Çocuğun bu süreçlerle ilgili bilgi alması, daha sonra görüşlerini oluşturması ve ifade etmesi, görüşlerinin sürecin aktörleri tarafından duyulması, dinlenmesi ve ilgili süreçlerde alınacak kararlara bu görüşlerin etki etmesidir. Bir ifade alanı ihtiyacı ve hakkıdır da diyebiliriz. Çocuğun görüşlerine saygı olarak da duyduğumuz oluyor pek çok kez. Saygı biraz muğlâk, biraz sisli, her kulakta başka canlanıyor karşılığı. Özellikle de kişiler arası iletişimde saygıdan çok çok başka şeyler anlayabiliyoruz. Örneğin çocuk görüş bildirirken onu dinlemek fakat ciddiye almamak da saygı olarak okunabiliyor. Çocukları dinlemek, ciddiye alıyor”muş gibi” yapmak veya sempatiyle yaklaşmak da saygı gibi yansıtılabiliyor. Bu sebeple çocuğun görüşlerinin kararlara etki etme ihtimalinden, çocuk ve yetişkin ilişkisinde eşdeğerlik içinde oluşacak bir zeminden, çocuğun sözünün ciddiye alınmasından, gözetilmesinden bahsetmeyi önemsiyorum. Yetişkin merkezli bir dünyada yaşıyoruz. Yetişkinlerin çocuklar için, çocuklar adına ve çocuklara rağmen başlattığı süreçleri ve aldığı kararları görmeye alıştık. Çocukların katılım hakkı, çocuklarla birlikte, çocukları özne olarak kabul ederek, çocukların potansiyeline güvenerek, onları destekleyerek yaşamı inşa edebilmeyi anlatıyor. Başka türlü bir birlikte yaşama pratiğini gösteriyor.

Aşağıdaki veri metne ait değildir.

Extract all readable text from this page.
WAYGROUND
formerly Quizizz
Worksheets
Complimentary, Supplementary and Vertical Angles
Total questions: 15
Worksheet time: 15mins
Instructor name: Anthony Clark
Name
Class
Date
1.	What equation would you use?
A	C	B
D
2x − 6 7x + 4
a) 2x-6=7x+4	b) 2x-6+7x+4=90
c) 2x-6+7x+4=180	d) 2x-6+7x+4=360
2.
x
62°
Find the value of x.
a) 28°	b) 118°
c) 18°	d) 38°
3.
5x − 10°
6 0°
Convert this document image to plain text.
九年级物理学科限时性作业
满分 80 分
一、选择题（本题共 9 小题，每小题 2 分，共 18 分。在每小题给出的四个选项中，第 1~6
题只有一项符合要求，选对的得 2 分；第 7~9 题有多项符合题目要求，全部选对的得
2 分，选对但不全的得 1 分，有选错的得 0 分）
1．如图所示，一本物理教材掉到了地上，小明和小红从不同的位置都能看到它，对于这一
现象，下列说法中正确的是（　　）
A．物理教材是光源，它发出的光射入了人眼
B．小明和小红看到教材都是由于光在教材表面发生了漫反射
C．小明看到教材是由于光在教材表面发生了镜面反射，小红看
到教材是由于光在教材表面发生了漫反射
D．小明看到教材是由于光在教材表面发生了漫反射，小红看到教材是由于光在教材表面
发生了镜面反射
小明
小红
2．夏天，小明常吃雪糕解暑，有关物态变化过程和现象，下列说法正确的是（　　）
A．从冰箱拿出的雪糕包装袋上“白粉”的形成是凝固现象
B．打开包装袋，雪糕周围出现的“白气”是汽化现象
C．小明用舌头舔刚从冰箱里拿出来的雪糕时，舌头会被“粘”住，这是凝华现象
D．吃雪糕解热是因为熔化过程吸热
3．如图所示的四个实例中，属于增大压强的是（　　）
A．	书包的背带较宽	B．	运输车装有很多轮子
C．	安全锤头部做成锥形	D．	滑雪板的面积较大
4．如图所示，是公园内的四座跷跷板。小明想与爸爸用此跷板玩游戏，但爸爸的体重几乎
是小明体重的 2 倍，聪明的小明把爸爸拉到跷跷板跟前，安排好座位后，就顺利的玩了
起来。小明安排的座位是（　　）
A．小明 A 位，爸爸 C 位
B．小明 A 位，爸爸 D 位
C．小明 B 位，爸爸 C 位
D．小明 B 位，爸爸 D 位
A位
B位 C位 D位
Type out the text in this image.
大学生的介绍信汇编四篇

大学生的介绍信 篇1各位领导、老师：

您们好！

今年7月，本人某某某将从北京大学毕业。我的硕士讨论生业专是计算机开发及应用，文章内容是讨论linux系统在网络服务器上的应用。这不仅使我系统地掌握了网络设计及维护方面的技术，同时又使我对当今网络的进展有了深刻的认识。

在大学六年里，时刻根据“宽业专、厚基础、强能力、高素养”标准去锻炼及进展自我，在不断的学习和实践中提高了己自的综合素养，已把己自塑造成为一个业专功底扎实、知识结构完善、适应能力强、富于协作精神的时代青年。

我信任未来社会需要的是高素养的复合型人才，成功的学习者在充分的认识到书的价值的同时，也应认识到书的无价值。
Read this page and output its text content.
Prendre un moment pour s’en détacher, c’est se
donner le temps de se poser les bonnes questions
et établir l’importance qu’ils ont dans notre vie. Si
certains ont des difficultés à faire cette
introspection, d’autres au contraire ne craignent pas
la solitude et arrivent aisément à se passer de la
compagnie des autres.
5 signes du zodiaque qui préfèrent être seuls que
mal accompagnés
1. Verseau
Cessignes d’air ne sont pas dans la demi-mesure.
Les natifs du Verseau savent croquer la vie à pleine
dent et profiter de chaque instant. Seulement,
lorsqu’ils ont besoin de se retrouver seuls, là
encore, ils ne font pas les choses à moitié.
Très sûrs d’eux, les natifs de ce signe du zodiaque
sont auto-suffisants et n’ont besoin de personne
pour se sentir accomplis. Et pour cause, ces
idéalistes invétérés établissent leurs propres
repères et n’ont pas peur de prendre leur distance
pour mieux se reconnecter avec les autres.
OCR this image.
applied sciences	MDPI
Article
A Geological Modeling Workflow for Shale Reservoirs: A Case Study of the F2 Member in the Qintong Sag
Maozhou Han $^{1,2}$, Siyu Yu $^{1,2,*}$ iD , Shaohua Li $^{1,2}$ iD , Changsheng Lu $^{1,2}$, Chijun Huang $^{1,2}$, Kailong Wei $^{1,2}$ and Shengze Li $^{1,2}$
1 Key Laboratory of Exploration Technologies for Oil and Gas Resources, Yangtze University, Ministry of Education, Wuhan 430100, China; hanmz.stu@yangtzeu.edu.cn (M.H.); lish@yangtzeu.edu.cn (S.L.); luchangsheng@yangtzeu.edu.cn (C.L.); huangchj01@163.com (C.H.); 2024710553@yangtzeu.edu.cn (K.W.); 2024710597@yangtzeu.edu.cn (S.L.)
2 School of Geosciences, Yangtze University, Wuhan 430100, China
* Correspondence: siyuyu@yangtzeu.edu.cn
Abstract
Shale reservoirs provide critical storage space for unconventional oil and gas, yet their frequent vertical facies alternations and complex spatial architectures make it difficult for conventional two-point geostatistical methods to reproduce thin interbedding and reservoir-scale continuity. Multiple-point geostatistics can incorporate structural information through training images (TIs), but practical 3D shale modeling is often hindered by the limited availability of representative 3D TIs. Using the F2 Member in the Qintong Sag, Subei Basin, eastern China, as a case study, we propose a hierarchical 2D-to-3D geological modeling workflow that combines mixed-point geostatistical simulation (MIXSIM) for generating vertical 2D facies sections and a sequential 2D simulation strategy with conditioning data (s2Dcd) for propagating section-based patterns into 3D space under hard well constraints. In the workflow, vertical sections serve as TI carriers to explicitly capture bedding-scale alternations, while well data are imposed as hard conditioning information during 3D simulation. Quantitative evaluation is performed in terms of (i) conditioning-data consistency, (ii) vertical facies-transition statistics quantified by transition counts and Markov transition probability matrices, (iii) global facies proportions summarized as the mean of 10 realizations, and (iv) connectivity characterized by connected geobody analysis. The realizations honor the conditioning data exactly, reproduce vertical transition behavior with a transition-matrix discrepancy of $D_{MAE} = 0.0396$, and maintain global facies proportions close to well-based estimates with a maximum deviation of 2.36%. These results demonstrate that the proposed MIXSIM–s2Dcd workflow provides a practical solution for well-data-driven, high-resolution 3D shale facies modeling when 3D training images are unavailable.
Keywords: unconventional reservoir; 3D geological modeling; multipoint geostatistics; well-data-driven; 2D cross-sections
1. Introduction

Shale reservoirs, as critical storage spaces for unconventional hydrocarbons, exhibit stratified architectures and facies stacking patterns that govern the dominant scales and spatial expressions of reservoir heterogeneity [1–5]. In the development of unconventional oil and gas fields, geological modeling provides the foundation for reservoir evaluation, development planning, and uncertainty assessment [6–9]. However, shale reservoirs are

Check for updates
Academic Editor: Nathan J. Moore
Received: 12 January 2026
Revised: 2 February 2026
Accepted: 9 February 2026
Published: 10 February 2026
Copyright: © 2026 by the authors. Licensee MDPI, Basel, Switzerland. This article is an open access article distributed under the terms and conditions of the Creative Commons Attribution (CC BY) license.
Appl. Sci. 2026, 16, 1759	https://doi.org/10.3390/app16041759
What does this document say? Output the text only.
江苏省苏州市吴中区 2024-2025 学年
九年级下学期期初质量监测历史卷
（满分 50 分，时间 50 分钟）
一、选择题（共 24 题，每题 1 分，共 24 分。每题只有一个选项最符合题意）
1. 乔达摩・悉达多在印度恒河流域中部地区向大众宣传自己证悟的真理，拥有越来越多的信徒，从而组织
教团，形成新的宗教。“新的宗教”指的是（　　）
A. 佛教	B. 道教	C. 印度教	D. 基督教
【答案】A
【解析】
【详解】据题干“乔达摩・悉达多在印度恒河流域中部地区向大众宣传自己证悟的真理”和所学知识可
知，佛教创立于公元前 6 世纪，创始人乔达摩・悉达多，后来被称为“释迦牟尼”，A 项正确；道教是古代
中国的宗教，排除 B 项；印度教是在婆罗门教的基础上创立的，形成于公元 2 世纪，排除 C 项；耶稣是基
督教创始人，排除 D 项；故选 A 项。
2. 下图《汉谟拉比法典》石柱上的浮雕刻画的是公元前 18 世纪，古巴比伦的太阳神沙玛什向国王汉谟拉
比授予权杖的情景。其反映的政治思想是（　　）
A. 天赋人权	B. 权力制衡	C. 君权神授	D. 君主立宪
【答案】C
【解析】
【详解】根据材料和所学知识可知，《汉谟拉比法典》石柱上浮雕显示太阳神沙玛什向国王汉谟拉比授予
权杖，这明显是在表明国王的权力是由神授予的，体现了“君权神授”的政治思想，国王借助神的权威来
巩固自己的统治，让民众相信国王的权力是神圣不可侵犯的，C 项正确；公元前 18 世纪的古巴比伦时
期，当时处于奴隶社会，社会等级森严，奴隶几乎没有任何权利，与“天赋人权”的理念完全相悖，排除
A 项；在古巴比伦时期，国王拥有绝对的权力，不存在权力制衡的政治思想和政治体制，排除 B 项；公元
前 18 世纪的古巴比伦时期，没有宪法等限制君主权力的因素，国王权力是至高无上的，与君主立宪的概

Böyle konuşunca aslında kulağa oldukça kapsayıcı ve demokratik gelen ama gerçeğe baktığımızda pek de öyle olmayan bir durum bu. Neden çocuklara söz hakkı tanınmaz, onların da fikirleri sorulmaz?

Bu soru uzun uzun cevaplanmayı, üzerine konuşmayı, düşünmeyi, tartışmayı hak ediyor. En başta çocuğa yönelik algıdan, çocuk algısından söz etmek gerekli. Çocuklar ve yetişkinler arasındaki hiyerarşik ilişki bir anda gerçekleşmedi. Bu hiyerarşik ilişkinin tarihsel bir birikimi, kuşaklarca aktarılan öğrenilmişliği, sosyokültürel ve sosyoekonomik etkenlerle şekillenen bir yapısı olduğunu biliyoruz. Çocuğun toplumsal konumu, toplumdaki çocuk algısı da bu doğrultuda şekilleniyor. Şimdi ve burada bu tarihsel birikime, öğrenmeye ve aktarıma, dolayısıyla yerleşik düzenimize dayanarak yetişkini söz söyleme, karar verme, birey olarak hareket etme yetkisine sahip görüyoruz. Çocukların yaşam deneyimlerinin yetişkinlerden az oluşu, çocukların gelişimsel olarak yetişkin özelliklerine sahip olmaması bir yetersizlik, yetkin olmama algısı yaratıyor. Yetişkinler çocuklar için en doğrusunu, iyisini bildiklerine inanmaya meyilliler. Sebeplerden biri bu, gelişimsel ve deneyime dayalı bir yetkinlik. Bir diğer sebep hiyerarşiyi besleyen üretim ilişkilerinde ve çocuğun ekonomik değerinde. Sanayi devriminden öncesini ve sonrasını incelediğimizde çocuklara yönelik emek sömürüsü, yetişkin-çocuk ilişkisindeki ezen-ezilen dinamiğini de gösteriyor. Kağıtçıbaşı’nın çocuğun ekonomik değeri olarak ortaya koyduğu kavram da aslında bu durumun çocuğun ekosistemi içinde nasıl şekillendiğini bilme fırsatı veriyor bize. Makro sistemde çocuğun konumu neyi ifade ediyorsa, çocuğun varlığı ne olarak inşa ediliyorsa mikro sistemde de (örneğin ailede de) bunun etkisini, izlerini, çerçevesini görüyoruz. Örneğin makroda “çocuklar geleceğimiz” şiarıyla karşılaşıyoruz, gelecek olma misyonu çocuklara atfediliyor. Yetişkinler, karar alıcılar, siyasi aktörler tarafından hedeflenen gelecek de yine onlar tarafından belli politikalarla şekillendiriliyor. Çocuğun sözünü, isteğini, hayalini duymuyoruz. Ailede de böyle bir düzenle karşılaşmak mümkün. Çocuğa atanan bazı yaşam hedefleri var örneğin, “Yaşlandığımızda bize bakar” da bir hedef, “Doktor olacaksın, mühendis olacaksın” da bir hedef, “Odanı şu renge boyayacağız/ Şu kıyafetleri giyeceksin/ Şunları giyemezsin” de hedef. Kısacası çocukluk için edilgen bir tablo çıkıyor ortaya.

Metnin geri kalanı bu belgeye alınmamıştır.